The frescoes were restored in the early 1980s. They were were painstakingly removed with the underlying stucco, mounted on metal frames, transported to Rome, restored by experts, moved back and reinstalled such that air can now pass them around them properly and keep them dry. I hope you didn't expect me to solve the mystery for you! The book will be out soon. Stay tuned.

sources:

—Belting, Hans. (1974) "Byzantine Art among Greeks and Latins in Southern Italy" in Dumbarton Oaks Papers, Vol. 28, pp. 1-29. Pub. by: Dumbarton Oaks, Trustees for Harvard University.
—Botte, Francesco. (2012) Personal interview and an unsigned information sheet on the frescoes entitled, Laurito– Chiesa di San Filippo d’Agira (XIII° Sec.) – Gli affreschi (XV° sec.) printed by the Laurito town council.
—"Laurito" (2008). Ed. Carlo Soldatini. Entry in Il Parco e i suoi volti, I Comuni del parco Nazionale del Cilento e Vallo di Diano, promotional pamphlet n. S 11 PNCVD INV. DGT DGR Campania n. 1502 of 29.02.2004.

photos courtesy of cav. Francesco Botte


Update: Sept 2, 2015

The other day Francesco Botte drove into Naples with a copy of The Book"a little late, but we did it!" said he. Indeed they did. Laurito, un paese del Cilento [a town of the Cilento] by Giuditta Pace. 2014, GAL Casacastra, Futani (Salerno). Glossy paper, 203 pages. Lavishly illustrated and a complete history of the town, from prehistoric Neanderthal fragments to the present. I don't think I have ever seen something this well-done put out by such a small community. The general consensus of those who worked on the book was that they had to do something since they were already getting a lot of helter-skelter attention from art critics due to the frescoes, so they might as well do it up right.
Fully one-quarter of the book is given over to the frescoes. Gli affreschi in San Filippo d'Agyra a Laurito nel contesto della pittura cilentana della seconda metà del XV secolo [The Frescoes in San Filippo d'Agyra in Laurito within the context of painting in the Cilento in the second half of the 15th century] by Silvia De Luca. It is a reworking of her own university thesis for a doctorate in art history from the university of Florence in 2010-2011. Besides the first 17 pages of color images of all of the frescoes, the text, itself contains additional illustrations of comparable art in the Campania region. The text, itself, is thorough. The person (or persons) now referred to as The Maestro of Laurito may be a single artist but is more likely to be a small school producing work similar to other art in the area, such that all together we are justified to speak of a "style" in the sense that we speak of a Catalan style of art from that period. The comparisons to other better-known and better-preserved art from the Campania of that era are numerous; the best-known is found within the church of San Pietro in nearby Teggiano. It remains an open question whether any of these other artists are the "Maestro (or maestri?) of Laurito". The most intriguing point is that of direction of influence. I like the idea of anonymous "Masters" coming out of obscure hills long enough to be part of the pre-Renaissance and, then, mysteriously, disappearing from the mainstream, perhaps only because of their physical distance from the great cultural centers of their day. (You think Laurito is isolated now?!) That is just idle noodling on my part.

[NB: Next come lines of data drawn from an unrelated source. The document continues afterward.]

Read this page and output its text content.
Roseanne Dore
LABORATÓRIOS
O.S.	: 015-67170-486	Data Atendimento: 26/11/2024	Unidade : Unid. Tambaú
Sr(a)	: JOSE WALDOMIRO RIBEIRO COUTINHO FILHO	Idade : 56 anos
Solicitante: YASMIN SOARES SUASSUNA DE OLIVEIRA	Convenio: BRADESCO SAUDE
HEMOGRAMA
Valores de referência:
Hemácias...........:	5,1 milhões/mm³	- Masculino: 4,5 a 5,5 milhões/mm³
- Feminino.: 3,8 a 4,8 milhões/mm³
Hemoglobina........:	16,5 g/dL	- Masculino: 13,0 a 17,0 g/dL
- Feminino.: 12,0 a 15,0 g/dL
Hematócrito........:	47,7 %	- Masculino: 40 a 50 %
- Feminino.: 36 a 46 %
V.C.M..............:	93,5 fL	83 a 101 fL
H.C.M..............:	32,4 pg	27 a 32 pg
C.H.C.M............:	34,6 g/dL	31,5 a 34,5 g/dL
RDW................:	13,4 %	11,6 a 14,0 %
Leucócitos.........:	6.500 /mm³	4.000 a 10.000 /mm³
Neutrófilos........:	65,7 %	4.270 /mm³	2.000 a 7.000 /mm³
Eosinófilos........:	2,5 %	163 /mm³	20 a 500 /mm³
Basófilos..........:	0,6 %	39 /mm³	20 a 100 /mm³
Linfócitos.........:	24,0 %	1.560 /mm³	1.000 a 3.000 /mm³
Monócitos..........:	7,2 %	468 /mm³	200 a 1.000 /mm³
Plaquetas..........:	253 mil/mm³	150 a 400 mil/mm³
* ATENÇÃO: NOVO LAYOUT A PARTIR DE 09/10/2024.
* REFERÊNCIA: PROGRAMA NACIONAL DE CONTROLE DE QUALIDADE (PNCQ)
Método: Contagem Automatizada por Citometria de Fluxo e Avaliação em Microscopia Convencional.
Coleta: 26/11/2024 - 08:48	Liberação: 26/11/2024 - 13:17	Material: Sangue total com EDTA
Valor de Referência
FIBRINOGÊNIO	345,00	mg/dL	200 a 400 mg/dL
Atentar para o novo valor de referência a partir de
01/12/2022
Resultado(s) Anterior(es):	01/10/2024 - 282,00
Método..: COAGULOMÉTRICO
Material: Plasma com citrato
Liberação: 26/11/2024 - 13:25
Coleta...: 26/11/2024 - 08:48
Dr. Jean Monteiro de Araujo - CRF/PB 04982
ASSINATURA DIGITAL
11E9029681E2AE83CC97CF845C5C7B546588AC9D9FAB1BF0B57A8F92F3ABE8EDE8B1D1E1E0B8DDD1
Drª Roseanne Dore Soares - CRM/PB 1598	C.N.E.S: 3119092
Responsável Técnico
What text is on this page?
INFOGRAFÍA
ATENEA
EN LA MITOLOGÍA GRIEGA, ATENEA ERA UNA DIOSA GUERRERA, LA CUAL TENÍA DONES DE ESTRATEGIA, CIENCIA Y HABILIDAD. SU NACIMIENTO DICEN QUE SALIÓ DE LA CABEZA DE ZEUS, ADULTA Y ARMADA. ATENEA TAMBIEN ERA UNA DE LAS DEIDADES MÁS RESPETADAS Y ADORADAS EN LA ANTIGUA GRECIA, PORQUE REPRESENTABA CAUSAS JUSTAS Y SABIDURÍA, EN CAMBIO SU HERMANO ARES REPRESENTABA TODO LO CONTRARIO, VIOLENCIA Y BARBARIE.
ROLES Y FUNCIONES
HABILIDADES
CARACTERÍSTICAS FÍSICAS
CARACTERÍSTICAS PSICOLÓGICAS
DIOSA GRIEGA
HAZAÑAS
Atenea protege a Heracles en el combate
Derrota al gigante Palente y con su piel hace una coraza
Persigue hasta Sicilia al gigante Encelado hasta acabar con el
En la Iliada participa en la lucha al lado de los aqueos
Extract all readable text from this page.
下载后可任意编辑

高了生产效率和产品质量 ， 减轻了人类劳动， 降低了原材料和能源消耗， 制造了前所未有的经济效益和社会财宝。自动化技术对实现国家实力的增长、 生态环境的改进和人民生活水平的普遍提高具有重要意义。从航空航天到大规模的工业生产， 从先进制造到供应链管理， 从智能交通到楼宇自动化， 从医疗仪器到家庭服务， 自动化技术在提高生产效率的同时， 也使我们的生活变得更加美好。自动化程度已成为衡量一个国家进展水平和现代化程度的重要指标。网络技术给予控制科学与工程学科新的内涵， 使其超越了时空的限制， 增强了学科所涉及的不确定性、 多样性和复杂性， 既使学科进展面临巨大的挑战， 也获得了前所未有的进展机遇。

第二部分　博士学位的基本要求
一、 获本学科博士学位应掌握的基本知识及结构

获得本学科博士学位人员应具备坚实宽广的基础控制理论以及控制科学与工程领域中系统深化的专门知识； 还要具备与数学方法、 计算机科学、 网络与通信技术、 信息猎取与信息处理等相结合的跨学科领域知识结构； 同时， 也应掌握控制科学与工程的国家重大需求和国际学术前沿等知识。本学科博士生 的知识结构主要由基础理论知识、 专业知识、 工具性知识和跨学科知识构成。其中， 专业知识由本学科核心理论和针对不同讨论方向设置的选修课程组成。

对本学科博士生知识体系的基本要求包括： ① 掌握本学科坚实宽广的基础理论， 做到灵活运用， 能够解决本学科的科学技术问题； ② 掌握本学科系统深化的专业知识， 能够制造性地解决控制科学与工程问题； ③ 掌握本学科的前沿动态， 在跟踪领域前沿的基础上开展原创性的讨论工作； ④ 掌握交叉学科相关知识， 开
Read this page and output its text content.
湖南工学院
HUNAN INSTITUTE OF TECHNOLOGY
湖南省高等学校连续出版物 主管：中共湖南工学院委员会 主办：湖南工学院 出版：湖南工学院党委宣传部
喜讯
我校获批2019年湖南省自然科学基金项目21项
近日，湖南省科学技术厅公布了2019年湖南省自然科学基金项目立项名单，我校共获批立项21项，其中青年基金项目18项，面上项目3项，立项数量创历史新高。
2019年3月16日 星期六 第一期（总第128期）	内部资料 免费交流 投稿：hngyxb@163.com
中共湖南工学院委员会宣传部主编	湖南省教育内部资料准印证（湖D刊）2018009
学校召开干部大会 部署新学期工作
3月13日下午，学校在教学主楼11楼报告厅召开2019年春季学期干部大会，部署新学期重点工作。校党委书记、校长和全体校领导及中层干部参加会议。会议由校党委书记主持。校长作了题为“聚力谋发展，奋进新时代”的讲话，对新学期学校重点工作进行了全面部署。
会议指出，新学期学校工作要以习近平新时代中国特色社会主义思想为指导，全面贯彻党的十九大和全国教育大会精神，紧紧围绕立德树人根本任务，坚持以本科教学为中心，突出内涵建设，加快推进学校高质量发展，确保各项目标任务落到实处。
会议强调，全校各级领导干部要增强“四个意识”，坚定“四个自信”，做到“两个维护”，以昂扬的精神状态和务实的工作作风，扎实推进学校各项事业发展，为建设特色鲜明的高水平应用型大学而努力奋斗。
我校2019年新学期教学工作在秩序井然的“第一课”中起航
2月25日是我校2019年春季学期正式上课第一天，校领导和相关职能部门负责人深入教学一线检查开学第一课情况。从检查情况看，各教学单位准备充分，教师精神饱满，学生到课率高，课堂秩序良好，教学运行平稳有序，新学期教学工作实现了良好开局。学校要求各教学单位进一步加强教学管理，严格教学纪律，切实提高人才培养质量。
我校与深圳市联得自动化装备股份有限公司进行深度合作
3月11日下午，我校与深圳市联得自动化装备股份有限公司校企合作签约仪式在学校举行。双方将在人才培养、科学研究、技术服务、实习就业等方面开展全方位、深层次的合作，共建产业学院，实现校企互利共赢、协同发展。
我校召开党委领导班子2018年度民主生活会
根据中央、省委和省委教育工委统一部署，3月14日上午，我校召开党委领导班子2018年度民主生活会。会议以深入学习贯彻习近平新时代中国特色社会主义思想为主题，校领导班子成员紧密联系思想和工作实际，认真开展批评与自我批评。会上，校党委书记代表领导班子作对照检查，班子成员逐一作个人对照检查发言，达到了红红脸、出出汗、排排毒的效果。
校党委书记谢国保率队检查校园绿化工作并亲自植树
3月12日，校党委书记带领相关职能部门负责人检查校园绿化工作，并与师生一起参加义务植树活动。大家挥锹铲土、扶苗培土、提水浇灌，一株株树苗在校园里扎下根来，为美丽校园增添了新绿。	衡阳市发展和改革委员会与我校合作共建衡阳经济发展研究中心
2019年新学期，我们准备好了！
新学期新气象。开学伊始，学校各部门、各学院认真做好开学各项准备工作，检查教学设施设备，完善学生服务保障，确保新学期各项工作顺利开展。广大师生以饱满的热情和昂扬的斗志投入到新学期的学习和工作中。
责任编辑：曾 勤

The most remarkable thing about all this is the meticulous restoration. Strangely, and this is irritating, the author, De Luca, does say that the frescoes of San Filippo in Lauro were restored in the first part of the 1980s, but she adds adds that the documentation of the restoration supposedly on file at the Ministry of Culture for Salerno and Avellino could not be located, although some photos of the restoration in progress were found. It's hard to say why, except that the whole Campania was hard hit by the 1980 earthquake and there were other things to worry about than art restoration. It is, thus, all the more remarkable that it got done at all. Now, this book
it's safe to say that this extended photographic essay on the frescoes of Laurito, contained within the larger volume about the town, itself, will be the definitive work for some time to come.